Türkiye’nin Anayasa Mahkemesi, son verdiği kararla kamuoyunda büyük bir tartışma yarattı. Mahkeme, terörist başını ve terör örgütünü öven sloganların “ifade özgürlüğü” kapsamında değerlendirilebileceğine hükmetti. Bu karar, yıllardır HDP kapatma dosyasının sürüncemede kalmasının altında yatan sebepleri gözler önüne seriyor. Bu, skandal niteliğinde bir gelişmedir. Anayasa Mahkemesi’nin bu kararı, Türkiye’nin terörle mücadeledeki kararlılığını sorgulatacak niteliktedir.

Terörist başını övmek ve terör örgütüne yönelik olumlu bir çağrıda bulunmak asla kabul edilemez bir durumdur. Mahkeme, böyle bir durumu ifade özgürlüğü olarak tanımlayarak terörle mücadeleyi zafiyete uğratmış olmuyor mu?

Türkiye, terörle mücadele konusunda ciddi bir tarihsel birikime sahiptir. Ancak bu tür kararlar, hem ulusal hem de uluslararası düzeyde endişe yaratıyor. Avrupa İnsan Hakları Mahkemesi (AİHM) bile benzer durumlarda ifade özgürlüğü tanımıyor. Dolayısıyla, Anayasa Mahkemesi’nin aldığı bu karar, Türk milletinin gözünde yok hükmündedir.

 

PKK SEMPATİZANLARININ CESARETİ NEREDEN ALDIĞI BELLİ OLDU!

 

“Bijî Serok Apo” gibi sloganların serbestçe atılmasına zemin hazırlayan bu karar, PKK sempatizanlarının üniversitelerde kendilerini ifade etmelerine olanak tanıyor. Örneğin, Koç Üniversitesi’nde en son yaşananlar, Anayasa Mahkemesi'nin verdiği bu kararın cesaretlendirdiği bir durum olarak kayda geçiyor. Terör propagandasının meşrulaştırılmasına izin vermek, toplumda daha büyük çatlaklar açabilir.

Anayasa Mahkemesi’nin bu skandal kararı, Türkiye’nin geleceği açısından ciddi bir tehdit oluşturuyor.

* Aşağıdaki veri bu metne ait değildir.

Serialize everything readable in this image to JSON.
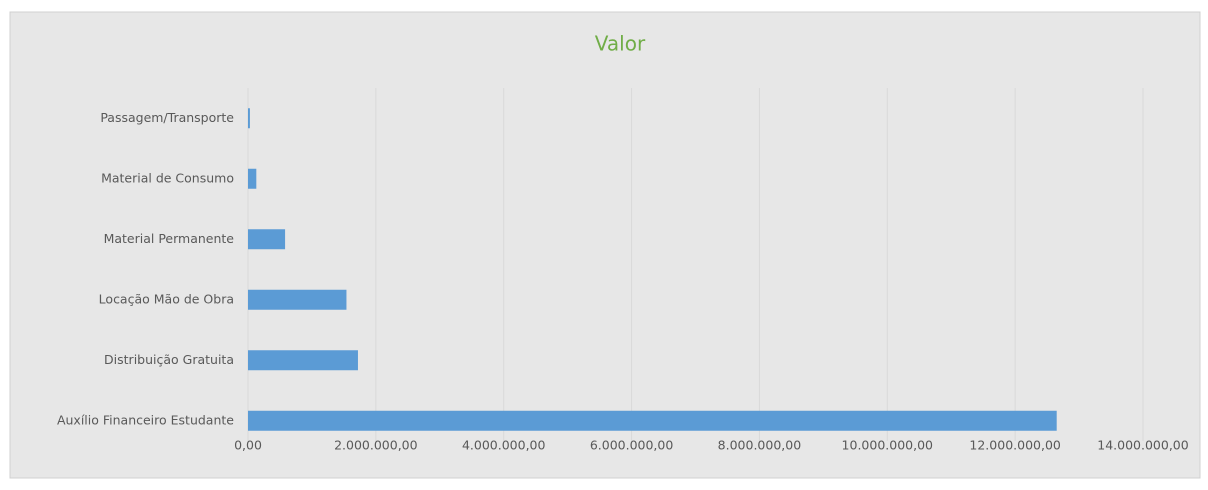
{
  "chart_data": {
    "type": "barh",
    "title": "Valor",
    "categories": [
      "Passagem/Transporte",
      "Material de Consumo",
      "Material Permanente",
      "Locação Mão de Obra",
      "Distribuição Gratuita",
      "Auxílio Financeiro Estudante"
    ],
    "values": [
      30000,
      130000,
      580000,
      1540000,
      1720000,
      12650000
    ],
    "color": "#5b9bd5",
    "xlim": [
      0,
      14000000
    ],
    "xticks": [
      {
        "value": 0,
        "label": "0,00"
      },
      {
        "value": 2000000,
        "label": "2.000.000,00"
      },
      {
        "value": 4000000,
        "label": "4.000.000,00"
      },
      {
        "value": 6000000,
        "label": "6.000.000,00"
      },
      {
        "value": 8000000,
        "label": "8.000.000,00"
      },
      {
        "value": 10000000,
        "label": "10.000.000,00"
      },
      {
        "value": 12000000,
        "label": "12.000.000,00"
      },
      {
        "value": 14000000,
        "label": "14.000.000,00"
      }
    ],
    "grid": true
  }
}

Terörle mücadelede yargının rolü, toplumsal güvenliğin sağlanmasında hayati bir öneme sahiptir. Bu tür kararların alınması, halkın yargıya olan güvenini sarsıyor. Toplum olarak, terörün yargı eliyle meşrulaştırılmasına asla izin vermemeliyiz.